Updated: 12/30/2019 by Computer Hope
TRS-80 computer

The TRS-80 was an early home computer developed by Tandy Radio Shack, released in 1977. By 1979, the TRS-80 offered users the largest selection of software available for a consumer microcomputer system. Before it was discontinued in 1981, over 100,000 of the computers were sold.

Along with the Apple II and Commodore PET (Personal Electronic Transactor), also released in 1977, the TRS-80 is part of the "trinity" of home computers that revolutionized the computer industry.


The standard hardware included in the TRS-80 included a Zilog Z80 microprocessor, 4 KB DRAM, and a monochrome 64-character width display.

Its operating system was TRS-DOS, a modified version of MS-DOS. It included TRS-BASIC, a modified version of the BASIC programming language, loaded on a ROM (read-only memory) chip. A significant amount of software for the TRS-80 was provided as BASIC programs, which the user would manually load and run.


The TRS-80 cost about $600, making it an affordable first computer for many households and schools. Because much of its software was provided as BASIC programs, users could view the source code and see how the programs worked. The design of the TRS-80 encouraged users to write their own computer programs.
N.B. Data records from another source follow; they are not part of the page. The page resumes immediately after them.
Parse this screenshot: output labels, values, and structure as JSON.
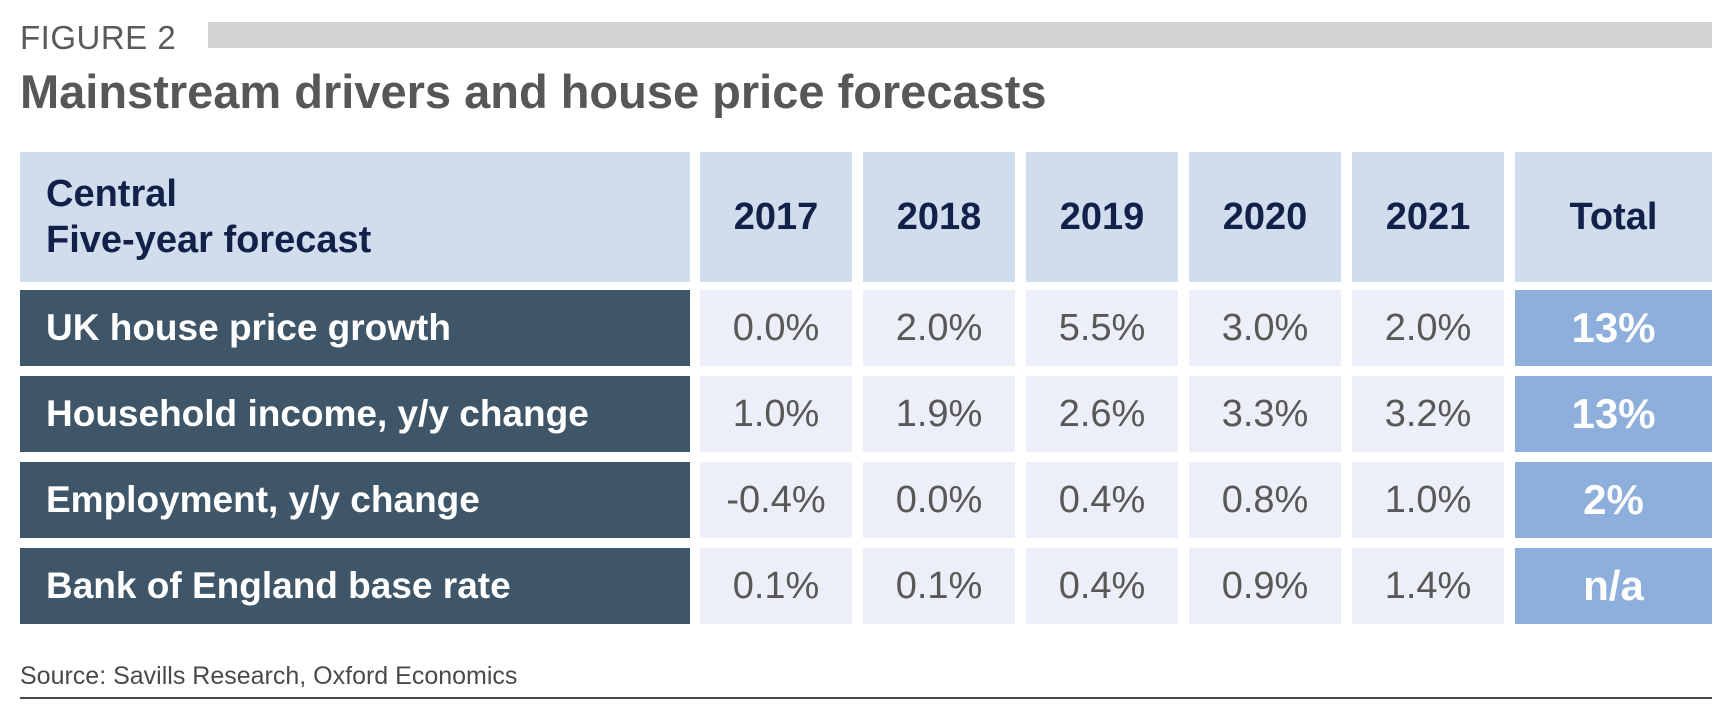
{
  "figure_label": "FIGURE 2",
  "title": "Mainstream drivers and house price forecasts",
  "source": "Source: Savills Research, Oxford Economics",
  "colors": {
    "header_bg": "#d0dded",
    "header_text": "#13214a",
    "row_label_bg": "#3f5669",
    "value_bg": "#eceff7",
    "total_bg": "#8eaedb",
    "figure_bar": "#d3d4d6"
  },
  "chart_data": {
    "type": "table",
    "header": {
      "line1": "Central",
      "line2": "Five-year forecast"
    },
    "columns": [
      "2017",
      "2018",
      "2019",
      "2020",
      "2021",
      "Total"
    ],
    "rows": [
      {
        "label": "UK house price growth",
        "values": [
          "0.0%",
          "2.0%",
          "5.5%",
          "3.0%",
          "2.0%"
        ],
        "total": "13%"
      },
      {
        "label": "Household income, y/y change",
        "values": [
          "1.0%",
          "1.9%",
          "2.6%",
          "3.3%",
          "3.2%"
        ],
        "total": "13%"
      },
      {
        "label": "Employment, y/y change",
        "values": [
          "-0.4%",
          "0.0%",
          "0.4%",
          "0.8%",
          "1.0%"
        ],
        "total": "2%"
      },
      {
        "label": "Bank of England base rate",
        "values": [
          "0.1%",
          "0.1%",
          "0.4%",
          "0.9%",
          "1.4%"
        ],
        "total": "n/a"
      }
    ]
  }
}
Although the TRS-80 featured 4 KB of RAM (random-access memory) at a time when most comparable computers only featured 1 KB, some users criticized the hardware of the computer. As a result, the TRS-80 was often referred to by the unflattering name "Trash-80." Despite this moniker, the TRS-80 was commercially successful and highly influential in the rapidly developing home computer industry.